Maria Rye received her education at home and read for herself in the large library of her father. Coming under the influence of Charles Kingsley's father, then vicar of St Luke's Church, she devoted herself at the age of sixteen to parochial work in Chelsea. She was impressed by the lack of opportunity of employment for women outside the teaching profession. In succession to Mary Howitt, she soon became secretary of the association for promoting the Married Women's Property bill, which was brought forward by Sir Thomas Erskine Perry in 1856 but was not fully passed till 1882.

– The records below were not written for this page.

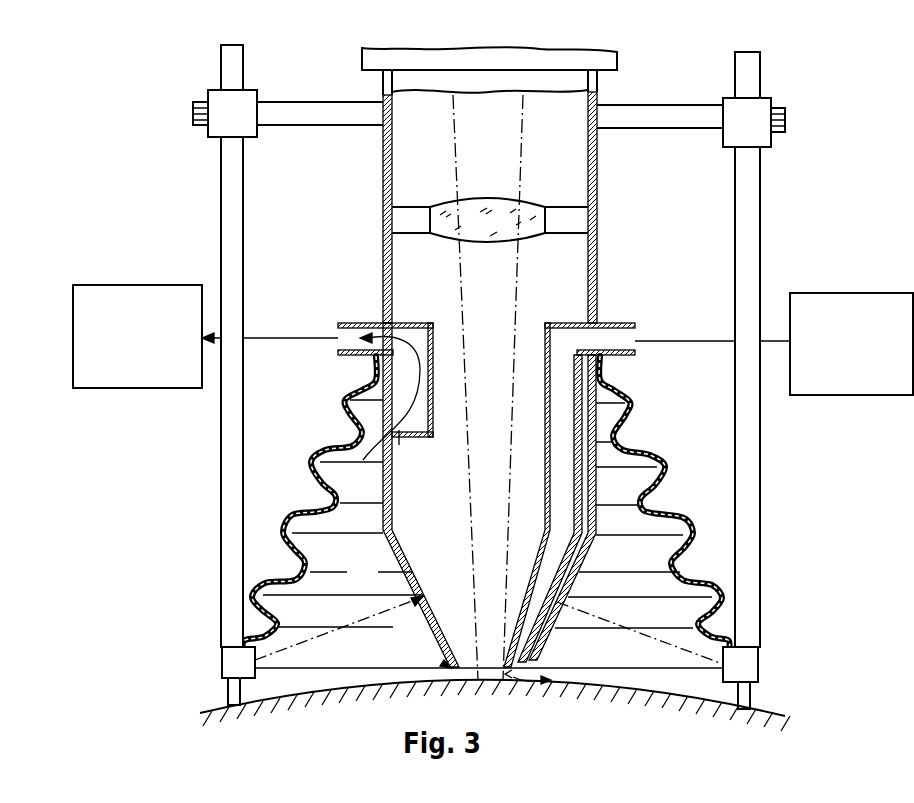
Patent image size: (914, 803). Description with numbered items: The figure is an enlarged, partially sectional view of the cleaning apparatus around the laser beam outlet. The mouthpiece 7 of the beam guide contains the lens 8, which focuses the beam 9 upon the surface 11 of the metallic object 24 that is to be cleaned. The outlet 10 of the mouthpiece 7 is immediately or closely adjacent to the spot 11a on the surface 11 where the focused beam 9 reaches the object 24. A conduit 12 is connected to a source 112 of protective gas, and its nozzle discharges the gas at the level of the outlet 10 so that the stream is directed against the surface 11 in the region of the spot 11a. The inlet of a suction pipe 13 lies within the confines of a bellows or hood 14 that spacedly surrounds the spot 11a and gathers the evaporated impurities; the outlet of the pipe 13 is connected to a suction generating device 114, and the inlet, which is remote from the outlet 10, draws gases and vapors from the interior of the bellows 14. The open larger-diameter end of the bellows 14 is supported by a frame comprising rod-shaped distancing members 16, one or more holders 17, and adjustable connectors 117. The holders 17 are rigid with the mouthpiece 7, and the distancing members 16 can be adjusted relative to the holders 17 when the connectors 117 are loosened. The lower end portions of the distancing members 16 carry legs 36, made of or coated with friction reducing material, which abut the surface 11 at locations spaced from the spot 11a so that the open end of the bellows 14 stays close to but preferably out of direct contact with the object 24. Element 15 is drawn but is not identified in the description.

The mouthpiece 7 is at (553, 132).
The lens 8 is at (527, 210).
The beam 9 is at (505, 270).
The outlet 10 is at (458, 645).
The surface 11 is at (403, 686).
The spot 11a is at (490, 684).
The conduit 12 is at (577, 345).
The suction pipe 13 is at (398, 445).
The bellows 14 is at (345, 452).
The sight line 15 is at (355, 618).
The distancing members 16 is at (238, 228).
The holder 17 is at (652, 120).
The adjustable connectors 117 is at (240, 107).
The metallic object 24 is at (650, 705).
The legs 36 is at (222, 690).
The source of protective gas 112 is at (860, 395).
The suction generating device 114 is at (140, 388).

She joined the Society for Promoting the Employment of Women on its foundation, but, disapproving of the women's franchise movement which the leading members supported, soon left it. In 1859, she undertook a private law-stationer's business at 12 Portugal Street, Lincoln's Inn, in order to give employment to middle class girls. At the same time, she helped to establish the Victoria Press in association with her business in 1860 (under the charge of Emily Faithfull), and the employment bureau and telegraph school in Great Coram Street, with Isa Craig as secretary. The telegraph school anticipated the employment of girls as telegraph clerks.